Invité de la première saison de La Consultation, Jean Moreau est avant tout co-fondateur et CEO de Phenix, startup leader de l'anti-gaspillage alimentaire, et co-président du Mouvement Impact France.

Dans le format vidéo de la Consultation, qu'il anime, Jean Moreau partage ses conseils sur l'entrepreneuriat et répond à de nombreuses questions pratiques sur le sujet. Pour cette interview, l'entrepreneur engagé, co-fondateur d'une société pionnière de la Tech for Good, revient avec nous plus précisément sur l'entrepreneuriat à impact et comment engager son entreprise sur cette voie.

Quelle distinction faites-vous entre une entreprise ayant une stratégie RSE et une entreprise à impact ?

Les premières fonctionnent avec une logique main droite/main gauche : d'un côté, des externalités négatives [ndlr : des nuisances pour la société, comme la pollution, le plastique], et de l'autre une direction RSE, une direction développement durable ou une fondation qui vont compenser ces externalités.

L'entreprise à mission, c'est l'étape d'après : les sujets de responsabilité sociale et environnementale de l'entreprise sont placés au cœur du modèle économique, et on imagine de véritables évolutions de fond qui ne sont pas juste de la compensation.

Concrètement, quels sont les critères pour qualifier une entreprise « d'entreprise à impact » ?

Avec le Mouvement Impact France, nous avons défini quatre critères pour qualifier l'entreprise à impact.
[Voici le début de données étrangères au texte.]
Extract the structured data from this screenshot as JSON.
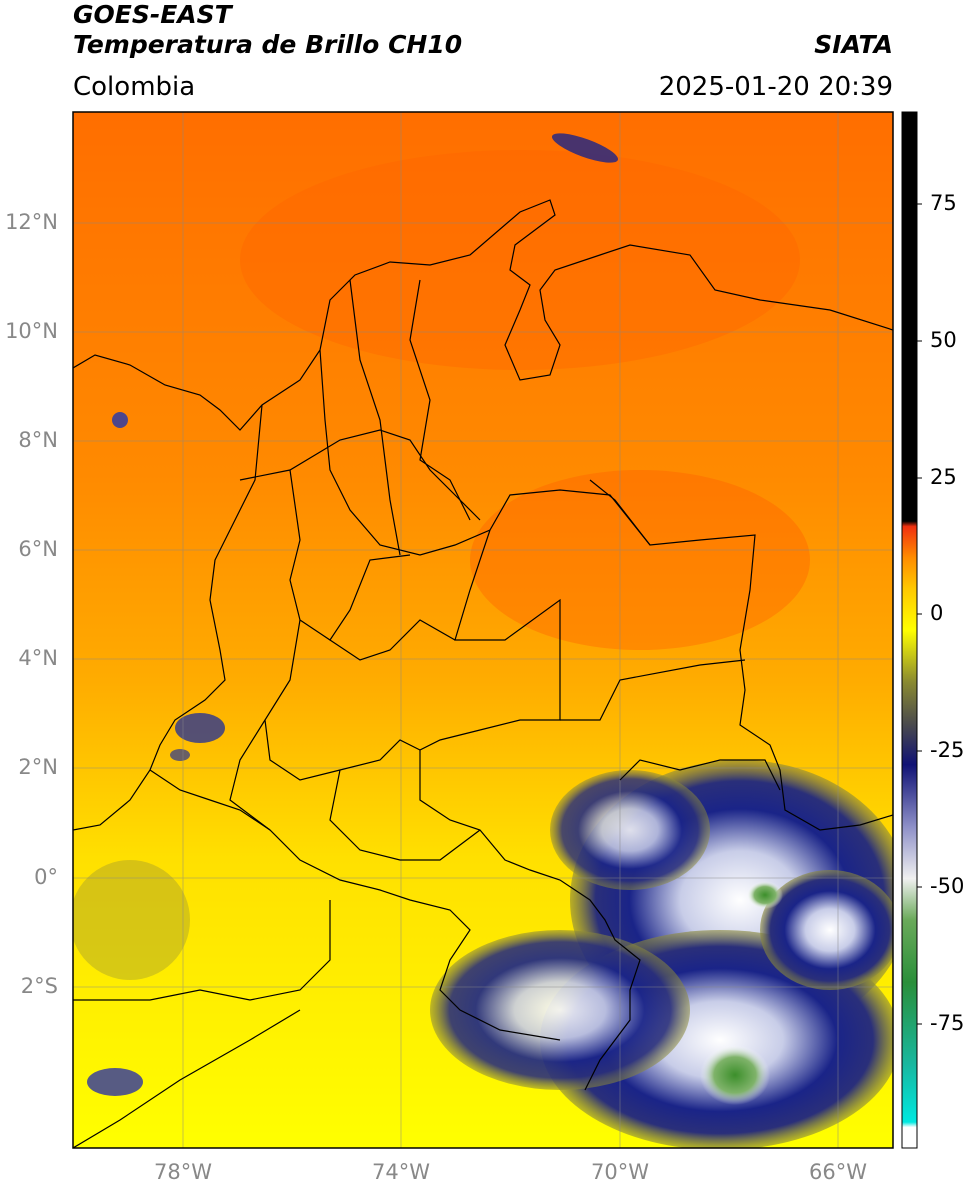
{
  "header": {
    "satellite": "GOES-EAST",
    "product": "Temperatura de Brillo CH10",
    "region": "Colombia",
    "source": "SIATA",
    "datetime": "2025-01-20 20:39"
  },
  "axes": {
    "lat_labels": [
      "12°N",
      "10°N",
      "8°N",
      "6°N",
      "4°N",
      "2°N",
      "0°",
      "2°S"
    ],
    "lon_labels": [
      "78°W",
      "74°W",
      "70°W",
      "66°W"
    ]
  },
  "colorbar": {
    "tick_labels": [
      "75",
      "50",
      "25",
      "0",
      "-25",
      "-50",
      "-75"
    ],
    "colors": {
      "black": "#000000",
      "red": "#e8230f",
      "orange": "#ff8c00",
      "yellow": "#ffff00",
      "olive": "#7d7d2b",
      "navy": "#101275",
      "white": "#f2f2f2",
      "green": "#3c8f2b",
      "cyan": "#00e0d8"
    }
  },
  "map": {
    "background_colors": {
      "north": "#ff6a00",
      "central": "#ff9d00",
      "south": "#ffd400",
      "far_south": "#ffff00",
      "cloud_dark": "#0f1a7a",
      "cloud_light": "#f0f0ff",
      "cloud_olive": "#8c8a3a",
      "cloud_green": "#4f9a3c"
    }
  }
}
Deux critères externes : l'impact social positif et l'impact environnemental positif. Et deux critères internes : la gouvernance (le partage du pouvoir) et le partage de la richesse. Nous cherchons à réinventer la place de l'entreprise dans la société, autour d'une vision moins verticale et dans une logique de lucrativité limitée, donc de partage des richesses équitable.

Par où commencer quand on veut devenir une entreprise à impact ?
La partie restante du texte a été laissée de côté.